Available for Consulting and Speakerships

  • Available for Consulting & Speaking
    Tomi Ahonen is a bestselling author whose twelve books on mobile have already been referenced in over 100 books by his peers. Rated the most influential expert in mobile by Forbes in December 2011, Tomi speaks regularly at conferences doing about 20 public speakerships annually. With over 250 public speaking engagements, Tomi been seen by a cumulative audience of over 100,000 people on all six inhabited continents.

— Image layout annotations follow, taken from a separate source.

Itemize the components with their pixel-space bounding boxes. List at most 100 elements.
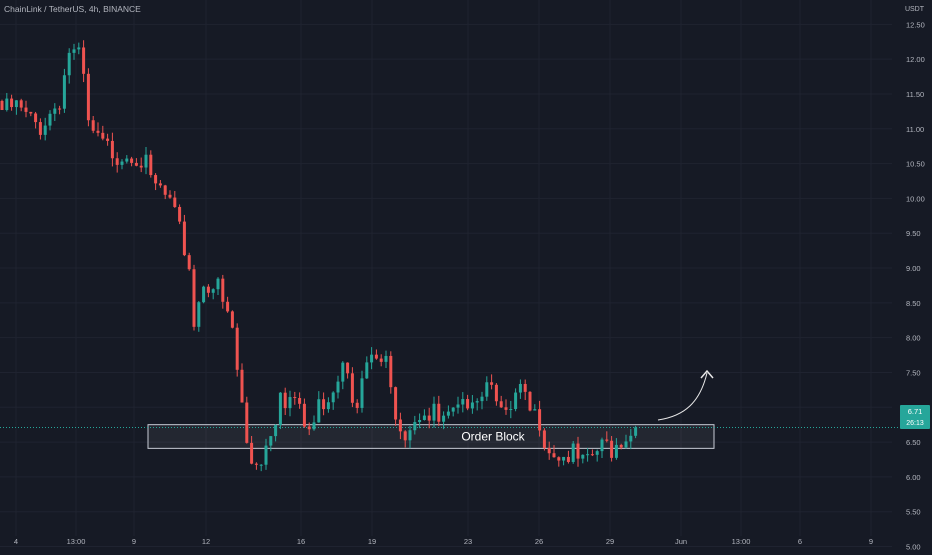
candle-body bbox=[326, 402, 330, 410]
projection-arrow bbox=[657, 372, 708, 421]
candle-body bbox=[370, 354, 374, 363]
candle-body bbox=[10, 98, 14, 108]
candle-body bbox=[298, 398, 302, 404]
candle-body bbox=[259, 464, 263, 466]
candle-body bbox=[53, 108, 57, 114]
candle-body bbox=[456, 404, 460, 408]
grid bbox=[0, 0, 892, 548]
candle-body bbox=[350, 373, 354, 403]
candle-body bbox=[202, 286, 206, 303]
candle-body bbox=[571, 443, 575, 462]
candle-body bbox=[494, 384, 498, 402]
price-tick-label: 10.50 bbox=[906, 160, 925, 169]
candle-body bbox=[432, 403, 436, 421]
candle-body bbox=[317, 399, 321, 423]
candle-body bbox=[590, 454, 594, 456]
bar-countdown: 26:13 bbox=[906, 420, 924, 427]
arrow-head-icon bbox=[700, 369, 714, 379]
candle-body bbox=[274, 424, 278, 437]
candle-body bbox=[82, 47, 86, 74]
candle-body bbox=[58, 108, 62, 110]
candle-body bbox=[182, 221, 186, 256]
candle-body bbox=[163, 185, 167, 195]
candle-body bbox=[48, 113, 52, 126]
candle-body bbox=[533, 409, 537, 411]
candle-body bbox=[336, 381, 340, 393]
candle-body bbox=[461, 399, 465, 405]
candle-body bbox=[581, 454, 585, 459]
price-tick-label: 11.00 bbox=[906, 125, 924, 134]
candle-body bbox=[394, 387, 398, 420]
candle-body bbox=[466, 399, 470, 409]
candle-body bbox=[413, 422, 417, 431]
candle-body bbox=[480, 396, 484, 402]
candle-body bbox=[614, 444, 618, 458]
candle-body bbox=[374, 354, 378, 359]
candle-body bbox=[610, 440, 614, 458]
price-tick-label: 8.50 bbox=[906, 299, 921, 308]
candle-body bbox=[192, 269, 196, 327]
candle-body bbox=[389, 355, 393, 388]
candle-body bbox=[490, 382, 494, 385]
candle-body bbox=[562, 456, 566, 461]
candle-body bbox=[547, 448, 551, 454]
price-tick-label: 9.00 bbox=[906, 264, 921, 273]
candle-body bbox=[442, 415, 446, 422]
candle-body bbox=[211, 289, 215, 293]
candle-body bbox=[605, 439, 609, 441]
candle-body bbox=[197, 302, 201, 327]
candle-body bbox=[523, 383, 527, 392]
candle-body bbox=[586, 454, 590, 456]
symbol-header[interactable]: ChainLink / TetherUS, 4h, BINANCE bbox=[4, 4, 141, 14]
price-tick-label: 5.50 bbox=[906, 508, 921, 517]
candle-body bbox=[34, 113, 38, 123]
candle-body bbox=[173, 197, 177, 207]
candle-body bbox=[499, 401, 503, 408]
candle-body bbox=[403, 431, 407, 441]
candle-body bbox=[418, 419, 422, 423]
candle-body bbox=[293, 397, 297, 399]
candle-body bbox=[542, 430, 546, 449]
candle-body bbox=[552, 453, 556, 458]
price-tick-label: 11.50 bbox=[906, 90, 924, 99]
candle-body bbox=[206, 286, 210, 293]
candle-body bbox=[216, 278, 220, 290]
candle-body bbox=[312, 422, 316, 430]
candle-body bbox=[226, 301, 230, 312]
candle-body bbox=[144, 154, 148, 168]
last-price-value: 6.71 bbox=[908, 407, 923, 416]
candle-body bbox=[254, 463, 258, 465]
time-axis[interactable]: 4 13:00 9 12 16 19 23 26 29 Jun 13:00 6 9 bbox=[14, 537, 873, 546]
order-block-zone bbox=[147, 424, 715, 449]
candle-body bbox=[110, 140, 114, 159]
price-axis[interactable]: 12.50 12.00 11.50 11.00 10.50 10.00 9.50 9.00 8.… bbox=[906, 20, 925, 551]
candles bbox=[0, 40, 638, 472]
candle-body bbox=[538, 409, 542, 431]
candle-body bbox=[341, 362, 345, 382]
time-tick-label: 16 bbox=[297, 537, 305, 546]
candle-body bbox=[91, 120, 95, 131]
candle-body bbox=[0, 100, 4, 110]
candle-body bbox=[528, 391, 532, 411]
candle-body bbox=[514, 392, 518, 410]
candle-body bbox=[384, 355, 388, 362]
candle-body bbox=[470, 402, 474, 409]
time-tick-label: 9 bbox=[132, 537, 136, 546]
candle-body bbox=[86, 73, 90, 121]
time-tick-label: 29 bbox=[606, 537, 614, 546]
candle-body bbox=[269, 436, 273, 446]
candle-body bbox=[125, 158, 129, 162]
candle-body bbox=[115, 158, 119, 165]
candle-body bbox=[38, 122, 42, 135]
candle-body bbox=[346, 362, 350, 374]
price-tick-label: 12.00 bbox=[906, 55, 925, 64]
candle-body bbox=[72, 49, 76, 53]
candle-body bbox=[283, 392, 287, 409]
candle-body bbox=[67, 52, 71, 76]
price-tick-label: 6.50 bbox=[906, 438, 921, 447]
candle-body bbox=[106, 138, 110, 141]
candle-body bbox=[451, 407, 455, 412]
candle-body bbox=[619, 444, 623, 448]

The former Nokia executive has run a consulting practise on digital convergence, interactive media, engagement marketing, high tech and next generation mobile. Tomi is currently based out of Helsinki but supports Fortune 500 sized companies across the globe. His reference client list includes Axiata, Bank of America, BBC, BNP Paribas, China Mobile, Emap, Ericsson, Google, Hewlett-Packard, HSBC, IBM, Intel, LG, MTS, Nokia, NTT DoCoMo, Ogilvy, Orange, RIM, Sanomamedia, Telenor, TeliaSonera, Three, Tigo, Vodafone, etc. To see his full bio and his books, visit Tomi Ahonen lectures at Oxford University's short courses on next generation mobile and digital convergence. Follow him on Twitter as @tomiahonen. Tomi also has a Facebook and Linked In page under his own name. He is available for consulting, speaking engagements and as expert witness, please write to tomi (at) tomiahonen (dot) com

Tomi's eBooks on Mobile Pearls

  • Pearls Vol 1: Mobile Advertising
    Tomi's first eBook is 171 pages with 50 case studies of real cases of mobile advertising and marketing in 19 countries on four continents. See this link for the only place where you can order the eBook for download

Tomi Ahonen Almanac 2009

  • Tomi Ahonen Almanac 2009
    A comprehensive statistical review of the total mobile industry, in 171 pages, has 70 tables and charts, and fits on your smartphone to carry in your pocket every day.